Gaza residents evaluate their homes
The start of the truce on Friday morning left thousands dead and three-quarters of the population forced from their homes, shaken and despairing by Israel’s relentless shelling, forcing them from flattened residential areas. For the first time, silence has come to 2.3 million Palestinians. Rocket fire from Gaza militants into Israel also fell silent.
For Emad Abu Hajer, a resident of Jabalia refugee camp in the Gaza City area, Friday’s suspension meant he could again dig through the rubble of his home, which was flattened by an Israeli attack last week.
He discovered the bodies of his cousin and nephew, bringing the death toll from the attack to 19. He resumed excavation work on Saturday as his sister and two other relatives were still missing.
“We want to find them and bury them with dignity,” he said.

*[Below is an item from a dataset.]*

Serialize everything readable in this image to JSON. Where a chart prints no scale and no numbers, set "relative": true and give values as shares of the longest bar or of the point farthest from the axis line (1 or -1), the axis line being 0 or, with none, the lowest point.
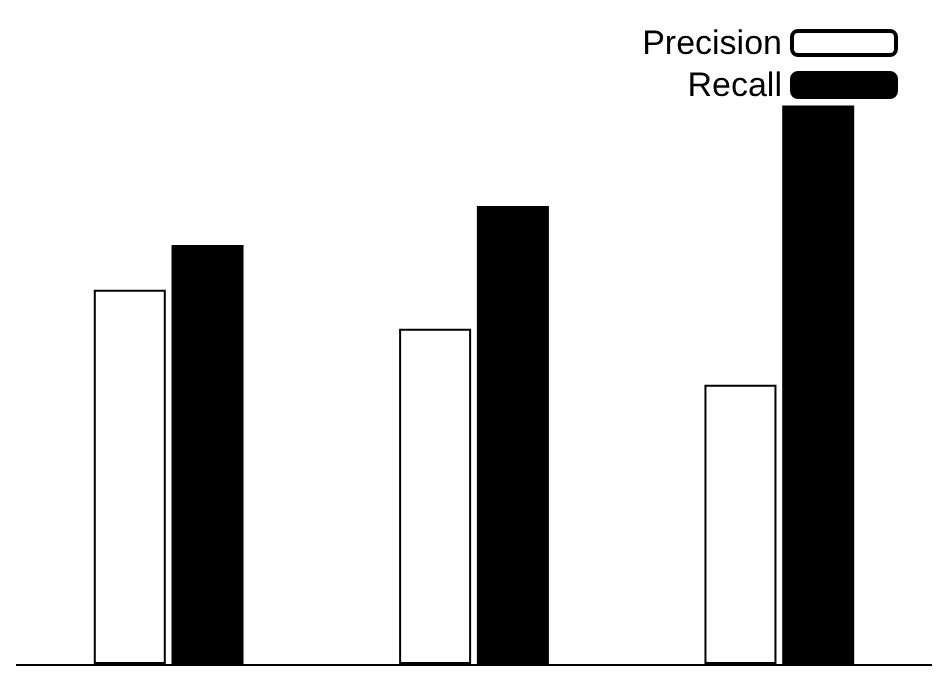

Amal Abu Awada, a 40-year-old widow who fled Gaza City’s Khan Yunis refugee camp with her three children in early November, went to the United Nations facility on Friday in search of food and water, but found nothing was available. said there was nothing.
“We went home empty-handed,” she said. “But at least there’s no bomb, so we can try again.”
Israel has vowed to resume major attacks once the ceasefire ends. This has undermined hopes that the deal will ultimately lead to a quelling of the conflict, and raised concerns that it could lead to an escalation in violence in the occupied West Bank and widespread fires across the Middle East. Concerns are growing.
Israel launched an offensive into Gaza after Hamas fighters crossed the border fence into southern Israel on October 7, killing 1,200 people. including several Canadians.
Since then, Israel has shelled the Hamas-controlled enclave, killing about 14,000 Gazans, about 40% of them children, according to the Hamas-controlled Gaza Health Ministry.